Not really.... as it just tails the WAL at each regionserver in the
source cluster and sends the edits to the destination cluster. The
keyvalues are not altered while sending to the slave, so even if they
reach out of order, they settle down there with the same effect. They
are in order from a source cluster regionserver's perspective, not
from a Table instance perspective.
You can refer to blog posts about replication working.
> If so, I am trying to understand how that is guara
> I can see that this is trivially true by reading the edits in the HLog, and
> using that as a source for replication.
> However, what if a region is moved to another region server. Can we not end
> up in the following sitation?
> 1) region A is originally hosted by region server X.

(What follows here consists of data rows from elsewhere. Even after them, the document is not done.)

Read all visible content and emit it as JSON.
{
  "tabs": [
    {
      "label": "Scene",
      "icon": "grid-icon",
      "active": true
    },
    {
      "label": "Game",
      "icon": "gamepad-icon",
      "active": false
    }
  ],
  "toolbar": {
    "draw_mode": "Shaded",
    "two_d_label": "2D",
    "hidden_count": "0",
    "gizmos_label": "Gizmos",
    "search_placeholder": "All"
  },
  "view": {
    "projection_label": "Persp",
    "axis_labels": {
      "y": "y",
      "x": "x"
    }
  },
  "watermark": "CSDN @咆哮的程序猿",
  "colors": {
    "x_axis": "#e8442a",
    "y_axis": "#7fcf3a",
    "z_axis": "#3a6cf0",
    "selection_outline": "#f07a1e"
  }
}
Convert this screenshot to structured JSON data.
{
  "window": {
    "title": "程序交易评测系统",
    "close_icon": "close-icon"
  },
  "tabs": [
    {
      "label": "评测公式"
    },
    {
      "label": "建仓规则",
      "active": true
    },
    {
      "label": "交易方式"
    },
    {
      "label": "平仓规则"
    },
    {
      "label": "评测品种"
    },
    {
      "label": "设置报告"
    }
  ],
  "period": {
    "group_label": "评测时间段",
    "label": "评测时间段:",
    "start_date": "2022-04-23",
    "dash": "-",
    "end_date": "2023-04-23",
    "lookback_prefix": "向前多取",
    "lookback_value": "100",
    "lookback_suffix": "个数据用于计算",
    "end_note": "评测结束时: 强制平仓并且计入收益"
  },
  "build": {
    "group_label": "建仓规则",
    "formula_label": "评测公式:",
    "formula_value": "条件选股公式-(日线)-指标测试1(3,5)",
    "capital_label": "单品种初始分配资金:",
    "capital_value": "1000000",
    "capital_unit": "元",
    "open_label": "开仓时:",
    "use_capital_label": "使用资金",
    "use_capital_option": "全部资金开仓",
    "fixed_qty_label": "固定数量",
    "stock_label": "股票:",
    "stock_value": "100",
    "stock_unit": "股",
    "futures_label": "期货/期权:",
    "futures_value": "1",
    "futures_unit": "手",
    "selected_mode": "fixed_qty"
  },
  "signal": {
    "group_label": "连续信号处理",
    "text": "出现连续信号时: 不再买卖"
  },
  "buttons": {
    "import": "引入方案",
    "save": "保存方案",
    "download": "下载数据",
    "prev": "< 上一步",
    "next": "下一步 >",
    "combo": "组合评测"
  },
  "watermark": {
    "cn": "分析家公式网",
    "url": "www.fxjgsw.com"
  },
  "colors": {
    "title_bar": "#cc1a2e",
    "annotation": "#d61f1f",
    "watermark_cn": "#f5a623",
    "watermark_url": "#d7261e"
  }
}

> 2) replication in region server X is replicating edits of region A. Say that
> it is lagging behind a bit, so it has a number of edits still to do.

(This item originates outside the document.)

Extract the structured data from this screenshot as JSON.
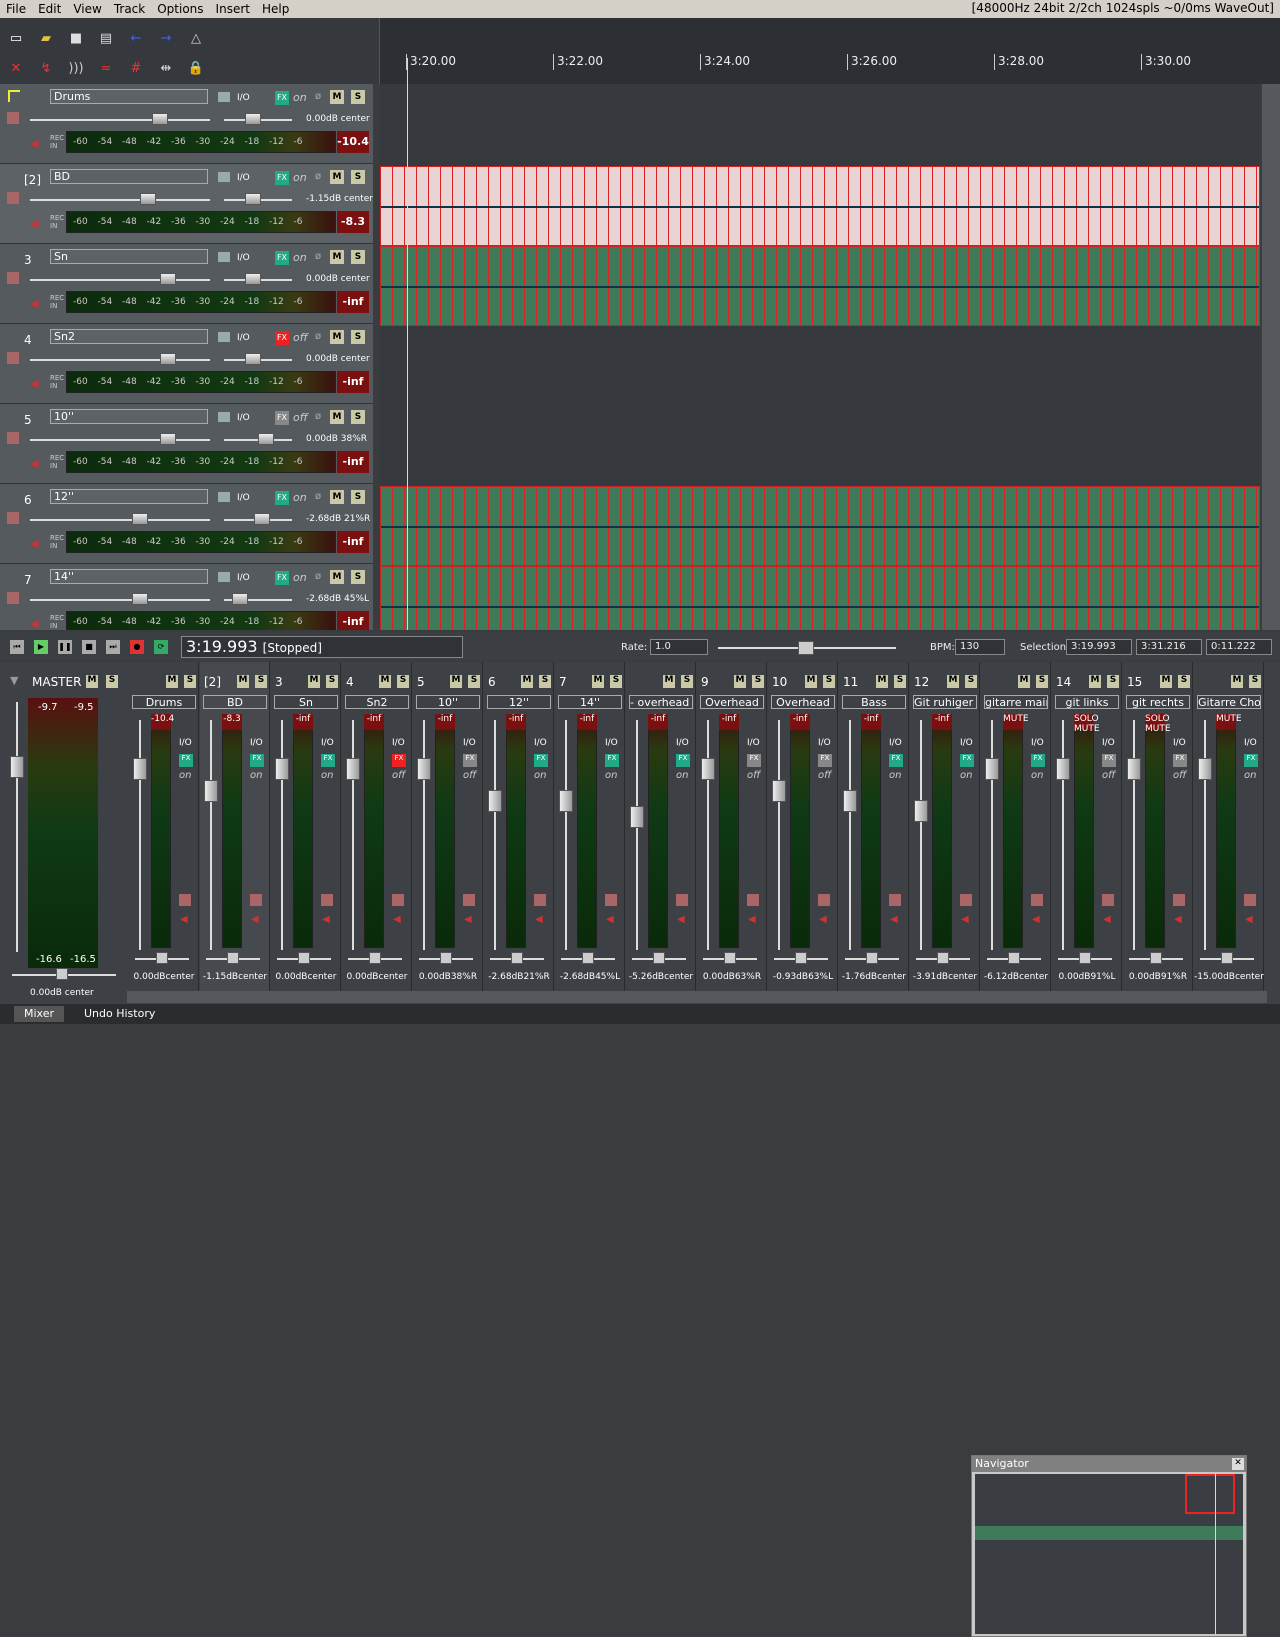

> 3) region A is moved to region server Y.
> 4) edits for region A arrive on region server Y, and replication on region
> server Y starts replicating them
> 5) replication in region server X is still busy with some left over edits
> from region A, so these are replicated out of order
> So the question really is whether there is a mechanism to prevent the
> replication source from reading edits in a HLog for a region that was
> meanwhile already moved to another region server.
> It could be that it has something to do with log splitting and recovery, but
> I was under the assumption that HBase only splits logs in case of recovery
> and/or master restart, and not in case of region moves.
> I hope somebody can shed some light on this topic.